リアルの場でのイベントは、読者とコミュニケーションを取るための一つの手段
山岳雑誌として著名な『山と溪谷』が昨年8月号で1000号を迎え、来年は創立90周年を迎える山と溪谷社。
長きにわたり雑誌や書籍の出版に取り組んできた山と溪谷社が時代に対応する手段として、書籍や雑誌のデジタル化やWEBの強化に取り組むほかに、リアルの場でのイベントにも力を入れようとした背景には、専門性や趣味性の高い出版社ならではの理由があったと新田さんは以下のように語ります。
「マスを対象としている媒体とは違って、私たちが出している趣味性の高い媒体というのは、読者であるファンの方たちを大切にし、皆さんと一緒に成長していくということが大事になります」
「だからこそ、リアルなコミュニケーションが取れるイベントの場を、お客さんと情報交換ができる場として重視しようということになったんですね」
「それに加えて、山に興味を持ってくれている人たちを新規ユーザーとして巻き込んでいくことも大切です。特にイベントの場は、そういった方たちに山やアウトドアの世界を身近に感じてもらうための、ハードルの低いものとしても役に立っています」
「何かに興味を持って調べようとした時、以前は、紙の媒体が主体でした。だから、私たちも紙媒体に力を入れることで、これまで”重要な情報源”として、たくさんの方に手にとってもらえていたと思うんです」
「でも、情報を得る手段が多様にある現在では、最初に紙媒体を手に取るのではなくて、ウェブで調べてみたり、イベントに参加してみたりすることが、何かを知るための第一歩になってきています。比較的若い世代を中心にその傾向があるのではないでしょうか」
「だから、気楽に参加できるイベントの場を皆さんに提供して、そこでこの世界をもっと知りたいと感じてもらえた時に、私たちが刊行している雑誌や書籍を手にとってくれたら良いなと思っているんです」
山と溪谷社が主催しているイベントの中でも、登山好きではなくても参加できるようなハードルの低いイベントが、「山モリフェス」です。
会場では、アウトドア関連のワークショップやボルダリングなどのアクティビティが行われていたり、アウトドアメーカーのブースが出店されていたりなど、気楽に登山やアウトドアの世界に触れることができる設営になっています。
そんな中、子どもも大人も交えて賑わっているブースで行われていたのが、缶バッジのワークショップでした。
イベントのコンテンツでありつつ、ノベルティにもなる缶バッジのワークショップ
一見すると、缶バッジのワークショップは他のアクティビティと比べて、アウトドアとの関連性が薄いように感じるかもしれません。
しかし、登山好きなどが集まる「山モリフェス」と缶バッジのワークショップは実は相性が良かったものだと、新田さんは以下のように教えてくださいました。

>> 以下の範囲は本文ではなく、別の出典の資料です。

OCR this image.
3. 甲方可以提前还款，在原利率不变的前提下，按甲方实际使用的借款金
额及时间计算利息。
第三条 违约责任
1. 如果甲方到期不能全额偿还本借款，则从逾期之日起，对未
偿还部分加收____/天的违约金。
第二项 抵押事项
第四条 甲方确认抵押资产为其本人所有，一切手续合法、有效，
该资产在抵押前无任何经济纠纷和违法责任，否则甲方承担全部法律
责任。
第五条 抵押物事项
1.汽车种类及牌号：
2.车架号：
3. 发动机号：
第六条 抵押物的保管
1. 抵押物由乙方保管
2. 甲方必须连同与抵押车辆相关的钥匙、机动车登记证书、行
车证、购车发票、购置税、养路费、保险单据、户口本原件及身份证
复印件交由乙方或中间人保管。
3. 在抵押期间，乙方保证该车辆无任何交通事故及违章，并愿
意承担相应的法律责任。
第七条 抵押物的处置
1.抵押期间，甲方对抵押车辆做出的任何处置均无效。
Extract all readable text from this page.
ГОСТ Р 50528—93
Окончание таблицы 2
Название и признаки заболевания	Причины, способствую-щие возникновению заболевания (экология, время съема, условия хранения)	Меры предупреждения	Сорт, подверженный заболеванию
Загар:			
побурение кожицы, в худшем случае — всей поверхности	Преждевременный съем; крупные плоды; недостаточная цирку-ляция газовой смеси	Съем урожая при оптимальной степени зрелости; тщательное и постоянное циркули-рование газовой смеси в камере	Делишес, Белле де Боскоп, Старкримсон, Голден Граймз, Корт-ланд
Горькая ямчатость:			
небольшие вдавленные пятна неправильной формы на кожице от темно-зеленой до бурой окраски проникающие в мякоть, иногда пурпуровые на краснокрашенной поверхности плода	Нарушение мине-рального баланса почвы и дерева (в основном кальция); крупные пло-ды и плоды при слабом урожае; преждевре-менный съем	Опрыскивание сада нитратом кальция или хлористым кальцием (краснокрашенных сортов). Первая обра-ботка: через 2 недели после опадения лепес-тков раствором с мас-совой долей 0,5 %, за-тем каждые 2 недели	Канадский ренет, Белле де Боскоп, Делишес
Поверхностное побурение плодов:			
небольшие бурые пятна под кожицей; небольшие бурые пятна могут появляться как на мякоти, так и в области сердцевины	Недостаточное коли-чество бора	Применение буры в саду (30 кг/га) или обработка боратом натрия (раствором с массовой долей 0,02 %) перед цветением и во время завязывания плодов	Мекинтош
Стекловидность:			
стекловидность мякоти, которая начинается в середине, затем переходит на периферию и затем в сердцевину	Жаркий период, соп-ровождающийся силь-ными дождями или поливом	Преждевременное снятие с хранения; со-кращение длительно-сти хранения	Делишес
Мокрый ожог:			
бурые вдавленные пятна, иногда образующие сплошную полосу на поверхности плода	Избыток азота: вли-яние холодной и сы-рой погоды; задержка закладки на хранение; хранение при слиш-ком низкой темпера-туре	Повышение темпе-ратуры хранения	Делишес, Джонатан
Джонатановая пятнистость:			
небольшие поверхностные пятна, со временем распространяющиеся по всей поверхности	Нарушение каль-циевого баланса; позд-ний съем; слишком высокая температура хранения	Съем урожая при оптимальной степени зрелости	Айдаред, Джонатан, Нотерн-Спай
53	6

「これは日本だけではなく、海外のヨーロッパアルプスなどでも共通しているのですが、登山業界では山域ごとや山小屋ごとに金属製のピンバッジなどを作っていて、自分が登った山の記念として、そのバッジを集めていくっていう文化が根付いているんですよ」
「缶バッジのブースが人気のワークショップになっているのは、目の前で缶バッジが作れるというコンテンツとして面白さもありますが、そういった登山業界ならではの文化背景が影響しているからかもしれません」
さらに缶バッジは、ノベルティグッズとしても「山モリフェス」と親和性があったそうで、新田さんは次のように続けます。
「ノベルティとして、大人がもらって喜ぶものと、子どもがもらって喜ぶものが分かれる場合があると思うんですけど、缶バッジはどの年齢層の方がもらっても喜んでもらえるところが強みだと思います」
「山モリフェスの場合は、ファミリー層にも多くお越しいただいているイベントになっているのですが、缶バッジだったら、子どもはもちろん喜んでくれますし、大人の方でもお子さんのために作ろうとしてくれるんです」
「それに、缶バッジ自体はイベントの記念品にもなるので、持って帰ってもらえれば他の人に話すきっかけにもなるし、つけて貰えればイベントの宣伝にもなったりして、すごくお客さんとのタッチポイントを増やせるアイテムなんですよね」
そのように、お客さんに楽しんでもらうためのコンテンツとしても、イベントのノベルティグッズとしても役立つようになった缶バッジ。
一般的にノベルティグッズは、主催側が既製品を準備して渡すことが多いものの、オリジナルの物を作ってもらえれば、思い出に残りやすくなったり捨てられにくくなったりするという側面もあるのでしょう。
山モリフェスは順調にお客さんの数を増やしているそうですが、その一端を缶バッジが担っているのかもしれません。